Cindy DePond of the Waukee Area Arts Council said after the meeting that she appreciated how those concepts use triangles to link it to the city’s historic downtown area called the Triangle. Concept B plotted a series of rock-like sculptures around the trail head, harkening back to the days when the Dallas County community was home to many miners.

Former Mayor Don Bailey commended the designers on their work. “Any of them would be great in my book,” Bailey said.

Dahlquist said he’s focused on making the trail head at 10th and Hickman Road a destination point. “The goal for us is to make it a special place, a fun place where people want to come,” Dahlquist said.

The lighting design is critical to making the project iconic, Dahlquist said. “You know in theater, no matter how great the actors are, if the lighting is no good, the play is no good,”‘ he said.
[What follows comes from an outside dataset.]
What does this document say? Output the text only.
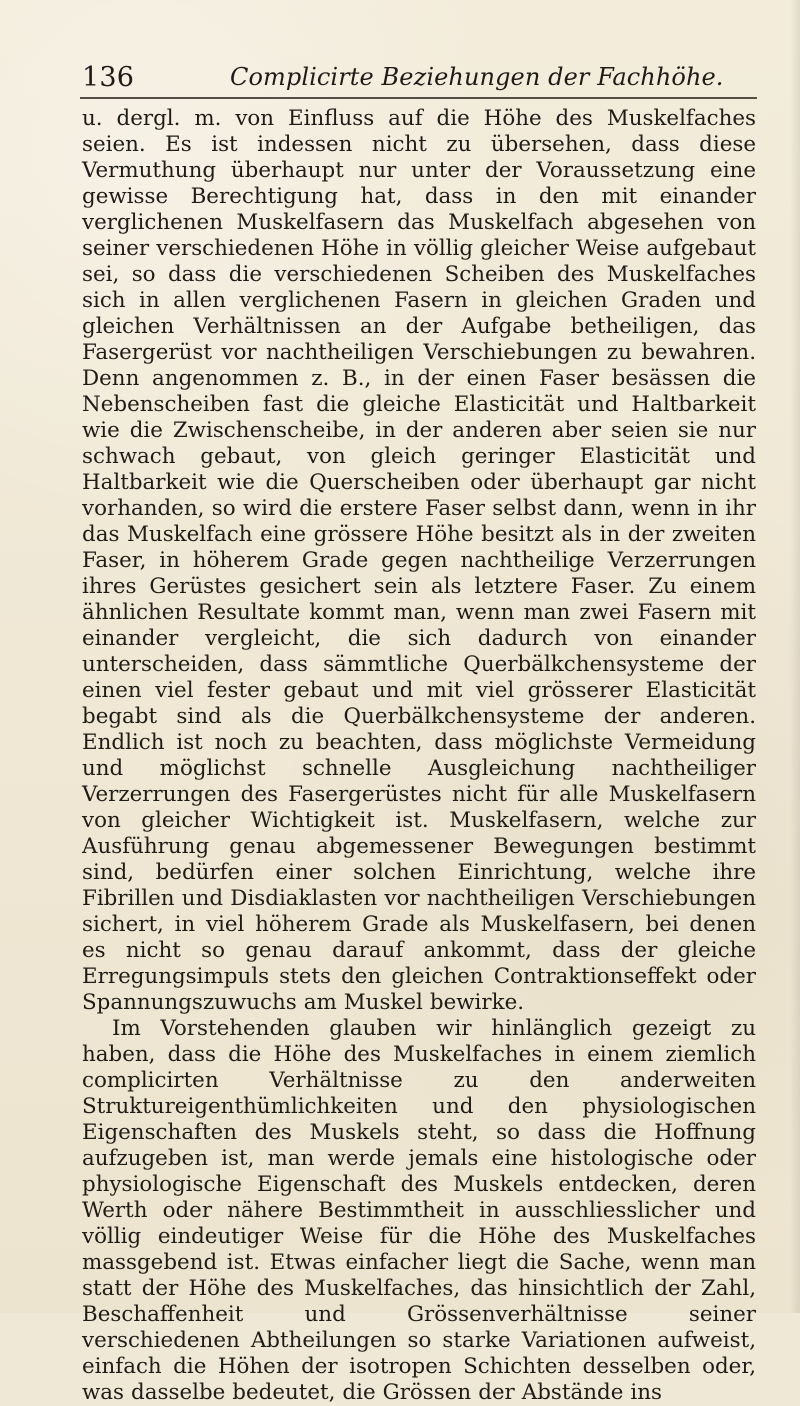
136	Complicirte Beziehungen der Fachhöhe.

u. dergl. m. von Einfluss auf die Höhe des Muskelfaches seien. Es ist indessen nicht zu übersehen, dass diese Vermuthung überhaupt nur unter der Voraussetzung eine gewisse Berechtigung hat, dass in den mit einander verglichenen Muskelfasern das Muskelfach abgesehen von seiner verschiedenen Höhe in völlig gleicher Weise aufgebaut sei, so dass die verschiedenen Scheiben des Muskelfaches sich in allen verglichenen Fasern in gleichen Graden und gleichen Verhältnissen an der Aufgabe betheiligen, das Fasergerüst vor nachtheiligen Verschiebungen zu bewahren. Denn angenommen z. B., in der einen Faser besässen die Nebenscheiben fast die gleiche Elasticität und Haltbarkeit wie die Zwischenscheibe, in der anderen aber seien sie nur schwach gebaut, von gleich geringer Elasticität und Haltbarkeit wie die Querscheiben oder überhaupt gar nicht vorhanden, so wird die erstere Faser selbst dann, wenn in ihr das Muskelfach eine grössere Höhe besitzt als in der zweiten Faser, in höherem Grade gegen nachtheilige Verzerrungen ihres Gerüstes gesichert sein als letztere Faser. Zu einem ähnlichen Resultate kommt man, wenn man zwei Fasern mit einander vergleicht, die sich dadurch von einander unterscheiden, dass sämmtliche Querbälkchensysteme der einen viel fester gebaut und mit viel grösserer Elasticität begabt sind als die Querbälkchensysteme der anderen. Endlich ist noch zu beachten, dass möglichste Vermeidung und möglichst schnelle Ausgleichung nachtheiliger Verzerrungen des Fasergerüstes nicht für alle Muskelfasern von gleicher Wichtigkeit ist. Muskelfasern, welche zur Ausführung genau abgemessener Bewegungen bestimmt sind, bedürfen einer solchen Einrichtung, welche ihre Fibrillen und Disdiaklasten vor nachtheiligen Verschiebungen sichert, in viel höherem Grade als Muskelfasern, bei denen es nicht so genau darauf ankommt, dass der gleiche Erregungsimpuls stets den gleichen Contraktionseffekt oder Spannungszuwuchs am Muskel bewirke.

Im Vorstehenden glauben wir hinlänglich gezeigt zu haben, dass die Höhe des Muskelfaches in einem ziemlich complicirten Verhältnisse zu den anderweiten Strukturеigenthümlichkeiten und den physiologischen Eigenschaften des Muskels steht, so dass die Hoffnung aufzugeben ist, man werde jemals eine histologische oder physiologische Eigenschaft des Muskels entdecken, deren Werth oder nähere Bestimmtheit in ausschliesslicher und völlig eindeutiger Weise für die Höhe des Muskelfaches massgebend ist. Etwas einfacher liegt die Sache, wenn man statt der Höhe des Muskelfaches, das hinsichtlich der Zahl, Beschaffenheit und Grössenverhältnisse seiner verschiedenen Abtheilungen so starke Variationen aufweist, einfach die Höhen der isotropen Schichten desselben oder, was dasselbe bedeutet, die Grössen der Abstände ins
The group will hold another meeting later this summer to help settle on a design for the project, which will cost an estimated $250,000. The group has already raised around $30,000 from businesses and individuals. The city gave $10,000 to the group to kickstart the design phase earlier this year. Organizers say they want to start construction by the summer of 2014.

The project will be on city land and the design concept must be approved by the Waukee City Council before construction starts.

Jim Miller, a board member of the Raccoon River Valley Trail Association, said the Public Art Committee would be launching a web site soon to help the public gain information on the project.